Almost daily Corner bashing

Jonah Goldberg gotchas the Democrats:

if Kyoto is so vital — at least as a first step — ask yourself why Senate Democrats haven't taken it up. If your answer is that they can't because Bush has "refused to sign Kyoto" you need to stop letting Democratic talking points substitute for thinking. Bush has refused to sign Kyoto for the same reason he has refused to sign the armistice with Japan: he can't. A previous president already signed Kyoto, he just never sent it to the senate for ratification, because he knew it would fail. What's lacking isn't a presidential signature but a senate willing to adopt Kyoto. Some argue the president doesn't need to send the treaty to the senate, the senate can take it up any time it wants. Others claim the president does need to submit it to the senate. But either way, you haven't heard Reid clamoring to take it up. Why? Because if they adopted anything like Kyoto they'd be thrown out of office.

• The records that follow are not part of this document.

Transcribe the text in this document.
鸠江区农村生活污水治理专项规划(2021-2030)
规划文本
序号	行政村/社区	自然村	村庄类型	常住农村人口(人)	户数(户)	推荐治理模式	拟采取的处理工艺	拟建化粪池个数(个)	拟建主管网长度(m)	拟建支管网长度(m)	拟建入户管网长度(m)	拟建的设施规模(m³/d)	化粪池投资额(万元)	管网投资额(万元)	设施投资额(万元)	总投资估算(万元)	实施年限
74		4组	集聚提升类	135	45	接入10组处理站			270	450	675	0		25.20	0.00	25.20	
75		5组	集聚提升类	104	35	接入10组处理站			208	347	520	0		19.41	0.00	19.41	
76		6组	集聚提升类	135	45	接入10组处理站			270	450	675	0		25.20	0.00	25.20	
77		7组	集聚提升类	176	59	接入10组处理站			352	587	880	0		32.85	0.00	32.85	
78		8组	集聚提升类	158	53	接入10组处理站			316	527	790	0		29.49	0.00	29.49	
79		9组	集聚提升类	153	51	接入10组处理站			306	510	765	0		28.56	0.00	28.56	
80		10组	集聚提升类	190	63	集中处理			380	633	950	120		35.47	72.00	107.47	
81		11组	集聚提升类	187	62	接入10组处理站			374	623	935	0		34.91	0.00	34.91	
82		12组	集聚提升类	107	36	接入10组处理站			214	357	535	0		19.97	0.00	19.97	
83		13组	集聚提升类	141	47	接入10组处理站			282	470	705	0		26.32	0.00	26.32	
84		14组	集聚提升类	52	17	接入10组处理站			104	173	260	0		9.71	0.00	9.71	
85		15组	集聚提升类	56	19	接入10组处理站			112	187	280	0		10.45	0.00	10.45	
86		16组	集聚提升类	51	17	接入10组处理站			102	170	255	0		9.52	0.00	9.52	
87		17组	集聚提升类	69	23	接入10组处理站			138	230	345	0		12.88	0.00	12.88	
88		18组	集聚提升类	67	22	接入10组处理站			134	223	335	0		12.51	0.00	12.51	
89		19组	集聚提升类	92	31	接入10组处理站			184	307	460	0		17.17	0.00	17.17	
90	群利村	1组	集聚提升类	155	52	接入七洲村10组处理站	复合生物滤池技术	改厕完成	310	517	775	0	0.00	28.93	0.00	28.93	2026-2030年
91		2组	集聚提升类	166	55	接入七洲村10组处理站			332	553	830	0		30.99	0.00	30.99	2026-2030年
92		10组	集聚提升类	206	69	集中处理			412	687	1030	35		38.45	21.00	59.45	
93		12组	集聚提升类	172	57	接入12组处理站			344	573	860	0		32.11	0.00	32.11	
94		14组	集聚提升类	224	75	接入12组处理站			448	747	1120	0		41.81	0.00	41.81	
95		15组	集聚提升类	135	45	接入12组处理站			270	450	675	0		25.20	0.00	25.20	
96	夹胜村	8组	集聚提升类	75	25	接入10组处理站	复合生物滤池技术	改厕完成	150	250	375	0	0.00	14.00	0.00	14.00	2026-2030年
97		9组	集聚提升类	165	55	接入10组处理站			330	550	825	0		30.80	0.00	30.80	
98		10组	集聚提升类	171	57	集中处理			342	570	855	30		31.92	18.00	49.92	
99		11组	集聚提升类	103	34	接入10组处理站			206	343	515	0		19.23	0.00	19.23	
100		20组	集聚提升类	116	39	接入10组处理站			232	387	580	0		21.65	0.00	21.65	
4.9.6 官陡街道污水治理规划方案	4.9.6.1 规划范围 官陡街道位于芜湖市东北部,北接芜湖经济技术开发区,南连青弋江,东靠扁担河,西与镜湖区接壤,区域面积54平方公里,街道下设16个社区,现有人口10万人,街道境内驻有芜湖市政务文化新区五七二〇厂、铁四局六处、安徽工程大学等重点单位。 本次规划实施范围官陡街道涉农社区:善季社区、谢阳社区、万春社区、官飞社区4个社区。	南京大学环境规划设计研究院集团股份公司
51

Yep. A great big gotcha, minus the part where he's correct about anything.

Bill Clinton didn't ratify Kyoto, because the Senate basically told him in no uncertain terms that they would refuse their consent. He knew it wasn't a gesture worth making under the circumstances. That may say something small about Bill Clinton's commitment to climate change at the time, but that was basically the Senate's fault.

The situation today, on the other hand, is pretty much equal and opposite. Right now the Senate sees no reason to bother with Kyoto because even if they could get the 67 "yeahs" they need procedurally, they know that George Bush will just refuse to ratify it. That would effectively end that.

Instead, as I type, they're designing climate change legislation that will (with any luck) be farther reaching vis-a-vis domestic emissions than Kyoto anyhow, and that stands a decent chance of passing on the floor as well. It will probably be vetoed, and will fail an over-ride vote, but will have laid the ground work for the next Congress under a new president who with any hope will sign it (or something like it). A

And this sequence of events, I predict, will be causal in precisely zero Democratic losses in November. 2008.

But this is Jonah Goldberg we're talking about here, so I should probably include a caveat here that his is a very serious, thoughtful argument that has never been made before with such detail or care. It just happens to be wrong.